Publication details
- Tuesday | 20 Apr, 1999
- Tariq Rahman
- Working Papers
- 31
Tariq Rahman, SDPI 1999 Introduction Language acquisition refers to both learning and teaching a language. It might be argued that both learning and teaching are two sides of the same coin; that a teacher teaches a language while a learner learns it. However, that is not how the terms are used here. When one talks of learning one’s focus is on demand. People are willing to learn a language; they demand it. The process of teaching is a response to this demand. The focus on teaching, on the other hand, looks at the supply side. In an open-market situation public demand will create and condition supply. In other situations, however, such an equation will not hold. One may force the teaching of a language by decree and offer no choice. In such cases one would be justified in concentrating only on teaching and not on learning because it would no longer be possible not to appear to learn a language which is being forcibly taught though, of course, it would be possible to resist it in various ways. In general, however, the situation of the Muslims of northern India and Pakistan falls somewhere in between these two ends though inclined more to the open-market pattern in some essential respects. First, no language was ever imposed and then forced upon them by dictatorial fiat. Second no kind of teaching, let alone language-teaching, was made compulsory for the whole of the population of South Asia at any period of history. And, lastly, public demand for the languages which were taught from time to time – Arabic, Persian, Urdu and English – was never absent.

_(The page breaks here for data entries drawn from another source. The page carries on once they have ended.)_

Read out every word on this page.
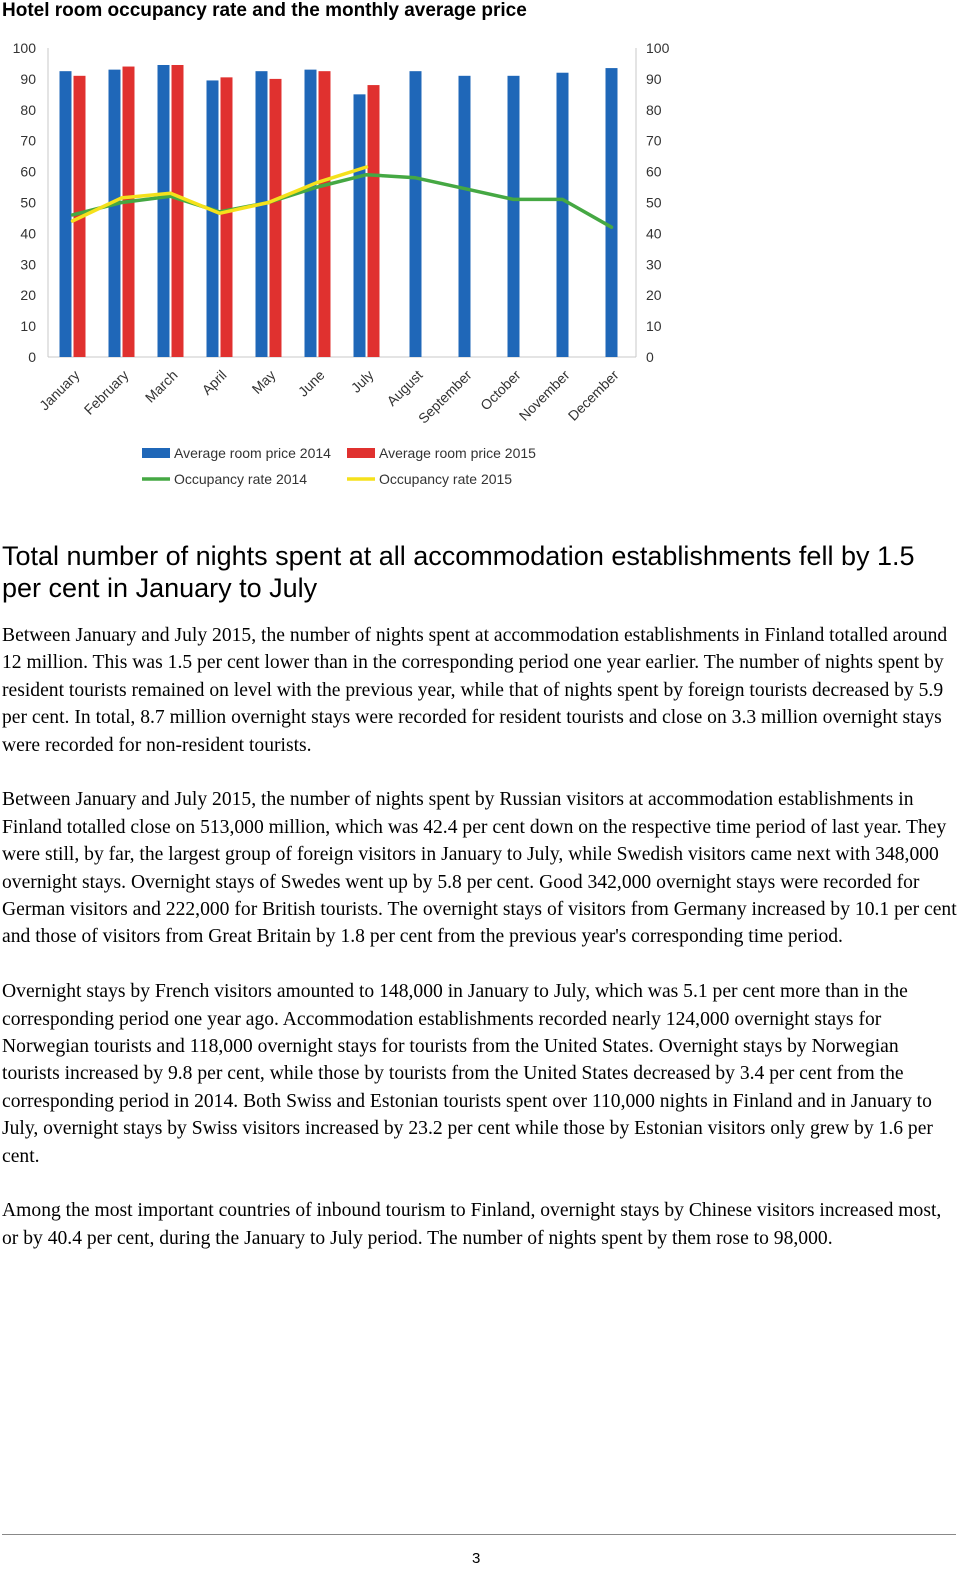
Hotel room occupancy rate and the monthly average price
0	0
10	10
20	20
30	30
40	40
50	50
60	60
70	70
80	80
90	90
100	100
January
February March April May June July August
September October
November
December
Average room price 2014	Average room price 2015
Occupancy rate 2014	Occupancy rate 2015
Total number of nights spent at all accommodation establishments fell by 1.5 per cent in January to July

Between January and July 2015, the number of nights spent at accommodation establishments in Finland totalled around 12 million. This was 1.5 per cent lower than in the corresponding period one year earlier. The number of nights spent by resident tourists remained on level with the previous year, while that of nights spent by foreign tourists decreased by 5.9 per cent. In total, 8.7 million overnight stays were recorded for resident tourists and close on 3.3 million overnight stays were recorded for non-resident tourists.

Between January and July 2015, the number of nights spent by Russian visitors at accommodation establishments in Finland totalled close on 513,000 million, which was 42.4 per cent down on the respective time period of last year. They were still, by far, the largest group of foreign visitors in January to July, while Swedish visitors came next with 348,000 overnight stays. Overnight stays of Swedes went up by 5.8 per cent. Good 342,000 overnight stays were recorded for German visitors and 222,000 for British tourists. The overnight stays of visitors from Germany increased by 10.1 per cent and those of visitors from Great Britain by 1.8 per cent from the previous year's corresponding time period.

Overnight stays by French visitors amounted to 148,000 in January to July, which was 5.1 per cent more than in the corresponding period one year ago. Accommodation establishments recorded nearly 124,000 overnight stays for Norwegian tourists and 118,000 overnight stays for tourists from the United States. Overnight stays by Norwegian tourists increased by 9.8 per cent, while those by tourists from the United States decreased by 3.4 per cent from the corresponding period in 2014. Both Swiss and Estonian tourists spent over 110,000 nights in Finland and in January to July, overnight stays by Swiss visitors increased by 23.2 per cent while those by Estonian visitors only grew by 1.6 per cent.

Among the most important countries of inbound tourism to Finland, overnight stays by Chinese visitors increased most, or by 40.4 per cent, during the January to July period. The number of nights spent by them rose to 98,000.

3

Indeed, it was often considerable and increased teaching was often a response to this demand. It is because of these factors, especially because of demand from the civil society, that I have proposed to look at language acquisition, which includes both learning and teaching i.e both demand and supply, in this paper. One purpose of the paper is to explore a theoretical model for both learning and teaching situations. In a sense, of course, language-learning and language-teaching are two sides of the same coin and one cannot look at one without looking at the other. And when one has looked at both sides one discovers that the value of the coin, what is buys in the market, is power – that it is power which enters into the equation whether people demand to learn a language or whether some powerful entity, such as the state, makes policies to teach it.